M. M .: …if I can continue to do my job without being ashamed of it. If I can continue to communicate with dear and close people who will treat me with respect, and if I myself understand that I have something to respect myself for.

Private bussiness

  • 1970 April 7 was born in Moscow, in the family of an engineer and philologist, 10 years later her sister Alina was born.

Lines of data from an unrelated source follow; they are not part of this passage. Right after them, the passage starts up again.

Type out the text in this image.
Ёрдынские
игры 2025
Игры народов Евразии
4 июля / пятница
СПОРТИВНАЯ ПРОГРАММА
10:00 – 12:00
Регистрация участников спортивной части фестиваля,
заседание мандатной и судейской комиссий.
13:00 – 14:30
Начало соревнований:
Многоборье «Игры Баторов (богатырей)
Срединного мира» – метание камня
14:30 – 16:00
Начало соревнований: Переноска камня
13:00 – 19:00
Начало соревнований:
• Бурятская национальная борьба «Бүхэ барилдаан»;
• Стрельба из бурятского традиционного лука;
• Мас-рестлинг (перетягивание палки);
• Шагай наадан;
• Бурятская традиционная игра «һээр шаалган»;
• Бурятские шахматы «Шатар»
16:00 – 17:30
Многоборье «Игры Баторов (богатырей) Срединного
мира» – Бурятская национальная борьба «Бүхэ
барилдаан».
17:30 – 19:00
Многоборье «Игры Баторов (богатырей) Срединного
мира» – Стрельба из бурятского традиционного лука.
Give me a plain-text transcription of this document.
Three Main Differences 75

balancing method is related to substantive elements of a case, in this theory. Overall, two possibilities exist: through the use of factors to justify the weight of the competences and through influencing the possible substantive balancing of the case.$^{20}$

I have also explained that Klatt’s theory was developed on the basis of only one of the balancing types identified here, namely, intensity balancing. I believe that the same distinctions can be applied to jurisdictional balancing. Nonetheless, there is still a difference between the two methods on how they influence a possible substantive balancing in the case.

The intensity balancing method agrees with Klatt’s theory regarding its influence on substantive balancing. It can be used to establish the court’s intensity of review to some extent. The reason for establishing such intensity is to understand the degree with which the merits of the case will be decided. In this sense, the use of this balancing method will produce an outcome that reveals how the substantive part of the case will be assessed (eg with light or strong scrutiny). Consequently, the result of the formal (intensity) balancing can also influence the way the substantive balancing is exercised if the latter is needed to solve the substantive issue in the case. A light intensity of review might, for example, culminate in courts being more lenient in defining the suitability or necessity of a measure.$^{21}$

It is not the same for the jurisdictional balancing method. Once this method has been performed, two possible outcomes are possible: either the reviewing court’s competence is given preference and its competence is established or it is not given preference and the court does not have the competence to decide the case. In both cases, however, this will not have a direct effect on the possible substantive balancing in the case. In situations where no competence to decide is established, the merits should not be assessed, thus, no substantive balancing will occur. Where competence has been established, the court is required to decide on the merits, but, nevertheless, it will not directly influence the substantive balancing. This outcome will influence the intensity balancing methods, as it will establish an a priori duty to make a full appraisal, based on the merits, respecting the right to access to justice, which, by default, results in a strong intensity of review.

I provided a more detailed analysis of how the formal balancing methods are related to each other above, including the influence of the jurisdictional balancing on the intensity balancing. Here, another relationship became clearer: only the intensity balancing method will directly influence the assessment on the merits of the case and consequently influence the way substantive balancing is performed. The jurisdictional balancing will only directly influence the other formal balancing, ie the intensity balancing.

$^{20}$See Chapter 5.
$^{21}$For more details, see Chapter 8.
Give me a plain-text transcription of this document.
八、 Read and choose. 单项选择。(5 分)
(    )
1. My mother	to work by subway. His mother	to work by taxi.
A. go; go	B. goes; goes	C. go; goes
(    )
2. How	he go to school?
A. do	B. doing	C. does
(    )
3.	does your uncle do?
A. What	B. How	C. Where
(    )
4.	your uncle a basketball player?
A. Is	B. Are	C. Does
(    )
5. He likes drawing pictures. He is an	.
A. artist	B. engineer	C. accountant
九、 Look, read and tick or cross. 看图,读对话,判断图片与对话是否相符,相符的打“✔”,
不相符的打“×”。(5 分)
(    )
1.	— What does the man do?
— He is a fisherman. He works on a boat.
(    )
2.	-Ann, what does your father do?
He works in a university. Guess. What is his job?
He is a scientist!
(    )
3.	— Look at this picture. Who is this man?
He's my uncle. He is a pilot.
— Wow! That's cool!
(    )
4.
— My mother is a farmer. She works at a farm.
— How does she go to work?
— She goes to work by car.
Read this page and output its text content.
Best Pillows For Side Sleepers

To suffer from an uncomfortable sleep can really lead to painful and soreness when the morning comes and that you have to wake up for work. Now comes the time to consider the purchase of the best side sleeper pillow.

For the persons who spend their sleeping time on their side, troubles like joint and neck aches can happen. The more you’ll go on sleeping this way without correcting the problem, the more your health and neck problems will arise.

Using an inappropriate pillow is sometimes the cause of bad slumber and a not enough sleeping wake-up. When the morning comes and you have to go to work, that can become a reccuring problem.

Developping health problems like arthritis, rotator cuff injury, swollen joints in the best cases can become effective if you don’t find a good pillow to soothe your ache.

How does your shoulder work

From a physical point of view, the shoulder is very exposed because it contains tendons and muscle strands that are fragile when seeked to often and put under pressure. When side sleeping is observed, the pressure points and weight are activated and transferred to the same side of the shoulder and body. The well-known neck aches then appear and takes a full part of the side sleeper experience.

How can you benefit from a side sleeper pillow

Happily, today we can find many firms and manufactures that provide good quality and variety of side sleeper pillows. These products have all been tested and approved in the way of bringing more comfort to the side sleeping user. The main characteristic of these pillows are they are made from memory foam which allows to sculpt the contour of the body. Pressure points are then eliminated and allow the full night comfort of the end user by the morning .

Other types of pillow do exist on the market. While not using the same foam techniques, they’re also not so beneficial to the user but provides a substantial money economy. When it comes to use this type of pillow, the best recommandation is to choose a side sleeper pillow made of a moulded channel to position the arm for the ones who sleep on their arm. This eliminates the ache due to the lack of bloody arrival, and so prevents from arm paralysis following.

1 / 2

  • 1987 Enters the Faculty of Journalism of Moscow State University. M.V. Lomonosov.
  • 1989 Marries, marriage ends two years later.
  • 1990 September 9, the daughter of Alexander was born.
  • 1991 Correspondent of the news service of Channel One TV.
  • 1993 Correspondent for the NTV television company. He meets Vasily Borisov, an economic journalist, marries him a year later.
  • 1996 Host of the programs “This morning” and “This afternoon” on NTV.
  • 2000 Host of the program “Hero of the Day”.
  • 2001 Moves to TV-6 channel.
  • 2002 News presenter on TVS channel.
  • 2003 Presenter of the information and analytical program “Week” on REN TV.
  • 2007 The informal association of TV journalists “TV Press Club” announces “Person of the Year” Marianna Maksimovskaya and the creative team of the program “Week” (REN TV channel) – “for civil and professional courage.”